The idea of police reform in general also fell far down the list of voters’ concerns by the end of the summer, he added.

“Once coronavirus kicked in at its worst and we became really in the throes of it, almost every other issue was eclipsed,” Malloy said.

But the same poll also found majority support for Black Lives Matter.

Rashawn Ray, a sociology professor and fellow at the Brookings Institution, a Washington think tank, said those two results – support for BLM and opposition to defunding the police – shows some social progress.

“What people are saying is the same beneficial experiences that people have in predominately white neighborhoods, particularly those that are in the suburbs, are the same type of experiences that people who live in predominately black neighborhoods, regardless of social class, should be able to have,” Ray said.

So far, the movement isn’t persuading those who control Cleveland’s purse strings.

Mayor Frank Jackson quickly condemned the idea in June.

“If it means on its face what it implies, that you just defund, we are not going to do that.
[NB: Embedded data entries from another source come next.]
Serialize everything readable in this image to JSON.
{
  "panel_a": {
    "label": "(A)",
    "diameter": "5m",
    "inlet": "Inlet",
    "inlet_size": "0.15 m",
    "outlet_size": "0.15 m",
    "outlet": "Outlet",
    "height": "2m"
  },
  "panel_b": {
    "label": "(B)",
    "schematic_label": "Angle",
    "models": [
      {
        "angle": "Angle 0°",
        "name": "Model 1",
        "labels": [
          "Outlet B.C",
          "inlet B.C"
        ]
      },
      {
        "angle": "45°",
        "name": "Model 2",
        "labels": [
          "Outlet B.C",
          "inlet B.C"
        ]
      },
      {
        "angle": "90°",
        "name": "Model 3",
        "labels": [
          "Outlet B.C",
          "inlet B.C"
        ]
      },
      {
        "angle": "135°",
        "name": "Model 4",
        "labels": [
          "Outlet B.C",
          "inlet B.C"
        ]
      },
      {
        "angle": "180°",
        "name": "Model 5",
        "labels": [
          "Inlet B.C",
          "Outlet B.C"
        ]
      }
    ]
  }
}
That is not going to happen,” Jackson said, arguing the 2015 Consent Decree between the city and the U.S. Department of Justice guaranteed the reforms that activists are seeking.

Basheer Jones was the one city councilmember who initially expressed an openness to the idea of defunding police.

“But since then after sitting down with police, sitting down with community activists, sitting down with community members said that you know what this may not be the right wording,” Jones said.

Brookings’ Ray said reallocating police resources might be a more effective framing to gain support.

But either way, without the political pressure of the election, he said even more mobilization will be needed after November to get the reforms activists are seeking.

“Politicians come out in the moment, they say something, and then when there is a slight shift in public opinion or in public attention, they fall back,” Ray said. “Particularly when they realize what it's going to take to implement this.”

Matthew Richmond is a reporter/producer focused on criminal justice issues at Ideastream Public Media.